Firstly I wouldn't say 100mm2 is a hard limit on size, just that my expectations are for something around that size. It could be around 120mm2, maybe smaller, but I wouldn't expect anything significantly bigger.
As for the reasons to expect a die around that size, there are two. Firstly cost, which should be obvious enough, as the SoC is the most expensive component in a gaming device, and a smaller die is cheaper than a bigger die. The second is power consumption.
Now, you'll probably have heard many people (including myself) point out that larger chips can in general reduce power consumption at the same performance level by allowing for reduced clocks. This is due to the power consumption of an integrated circuit being proportional to the square of the voltage being supplied, so as you increase voltage (to achieve higher clocks) the power consumption increases faster than the performance. Hence, a (let's say) 8SM GPU running at 1GHz should consume less power than a 4SM GPU running at 2GHz, while providing effectively the same performance, all other things being equal.
The problem in this case is that this only applies to higher clock speeds.
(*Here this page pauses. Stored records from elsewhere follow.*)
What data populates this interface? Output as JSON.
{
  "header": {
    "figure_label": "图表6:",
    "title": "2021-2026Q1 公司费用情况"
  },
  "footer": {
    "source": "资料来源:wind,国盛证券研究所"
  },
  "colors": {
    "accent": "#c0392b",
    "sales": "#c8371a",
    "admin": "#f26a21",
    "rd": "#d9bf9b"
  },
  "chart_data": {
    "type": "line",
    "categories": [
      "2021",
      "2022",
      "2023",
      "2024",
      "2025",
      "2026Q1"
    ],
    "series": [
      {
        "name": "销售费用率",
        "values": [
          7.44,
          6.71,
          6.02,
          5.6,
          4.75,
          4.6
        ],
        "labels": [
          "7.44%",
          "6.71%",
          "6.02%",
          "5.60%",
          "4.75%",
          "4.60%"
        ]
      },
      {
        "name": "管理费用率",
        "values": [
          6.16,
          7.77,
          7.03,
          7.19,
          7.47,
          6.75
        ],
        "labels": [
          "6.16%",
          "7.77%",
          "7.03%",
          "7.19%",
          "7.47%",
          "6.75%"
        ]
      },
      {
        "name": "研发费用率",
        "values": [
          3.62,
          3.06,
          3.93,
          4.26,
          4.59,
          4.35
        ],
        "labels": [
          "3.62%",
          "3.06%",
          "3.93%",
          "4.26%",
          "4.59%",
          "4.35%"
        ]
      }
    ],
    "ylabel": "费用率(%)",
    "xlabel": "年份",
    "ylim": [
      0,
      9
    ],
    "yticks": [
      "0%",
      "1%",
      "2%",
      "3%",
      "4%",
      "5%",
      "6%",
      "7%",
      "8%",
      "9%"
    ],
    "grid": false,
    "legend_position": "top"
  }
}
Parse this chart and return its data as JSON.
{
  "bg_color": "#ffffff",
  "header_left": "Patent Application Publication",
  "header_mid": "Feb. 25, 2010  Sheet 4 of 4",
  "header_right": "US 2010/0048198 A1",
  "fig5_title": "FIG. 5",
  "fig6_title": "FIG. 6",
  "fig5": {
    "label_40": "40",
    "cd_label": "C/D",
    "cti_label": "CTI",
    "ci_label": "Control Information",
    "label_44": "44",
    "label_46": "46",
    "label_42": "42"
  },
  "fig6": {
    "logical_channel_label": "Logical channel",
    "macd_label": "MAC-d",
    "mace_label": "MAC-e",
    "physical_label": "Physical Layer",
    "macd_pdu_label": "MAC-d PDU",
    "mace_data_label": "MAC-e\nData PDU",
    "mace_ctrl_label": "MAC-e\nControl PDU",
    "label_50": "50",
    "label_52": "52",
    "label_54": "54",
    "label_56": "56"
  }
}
At low clock speeds, there's quite a different behaviour, as there's a minimum voltage required for the chip to actually operate, so as you reduce clocks to zero the voltage doesn't go down to zero, it goes down to this minimum voltage. In practice there is some maximum clock speed which can be attained at this minimum voltage, and there's very little reason to clock lower than this. For example, if a chip could hit 300MHz at its minimum voltage, then reducing the clock to 150MHz would consume almost as much power, but give you 50% less performance, so would be a net loss in power efficiency. This is the reason, when you check clock speeds on your PC or phone, you don't see CPU or GPU clocks dropping down to 1MHz when idle. There's some minimum clock speed which they will idle at where there are no meaningful power savings to be had to clock lower.
Bringing this back to Switch, the most important power limit for Nintendo and Nvidia when designing the new SoC isn't how much power is consumed while at high clock speeds (ie docked), it's how much power is consumed at low clock speeds (ie handheld). Nintendo will want the new model to have some basic level of battery life, which means they're going to set strict design limits on handheld-mode power consumption for the SoC. For the GPU side of things, this makes the minimum voltage a key design constraint; they can't go lower than that, so they can't use a GPU that consumes too much power at that minimum voltage.
More specifically, we can actually see
from Nvidia's DVFS tables that the base 384MHz handheld clock speed used by the Switch is already running at the lowest voltage on the 16nm Mariko (although not quite on the original 20nm TX1). With the move to 8nm, it's reasonable to assume that this max-clock-on-min-voltage will increase again, let's say to around 500MHz. Let's assume that Nintendo have budgeted 3W for the GPU in handheld mode. If 4SMs at 500MHz consumes around 3W, then they simply can't use a larger GPU without breaking their power budget. Increasing to 6SMs or 8SMs, even if clocks were decreased to 300MHz or 250MHz respectively, would still consume more power, as the savings from the reduced clocks wouldn't be anywhere near enough to offset the larger GPUs.
Note that the CPU is also impacted by the same behaviour, although it's a bit different as the clocks will likely still be the same across handheld and docked modes. Ditto with basically all other hardware on the SoC, like security coprocessors, DSPs, etc.
Now, I don't know exactly the power budget Nintendo will allocate to the SoC in handheld for the new device, although it's likely to be within the ballpark of the original Switch and the 2019 Mariko revision. I also don't know the exact minimum voltages or corresponding clock speeds, or power consumption thereof of the new GPU, CPU, etc. However, it's pretty safe to say that it's roughly proportional to die size, as a large proportion of power consumption of ICs at low clocks is static power (ie leakage power), which is basically directly proportional to die area. This is why high-end smartphone SoCs are designed as small chips using high-density libraries, as opposed to low-density libraries used by desktop parts, as they spend a lot of time idling at low clocks, and high density libraries mean smaller chips, which means less static power consumption, which means better battery life.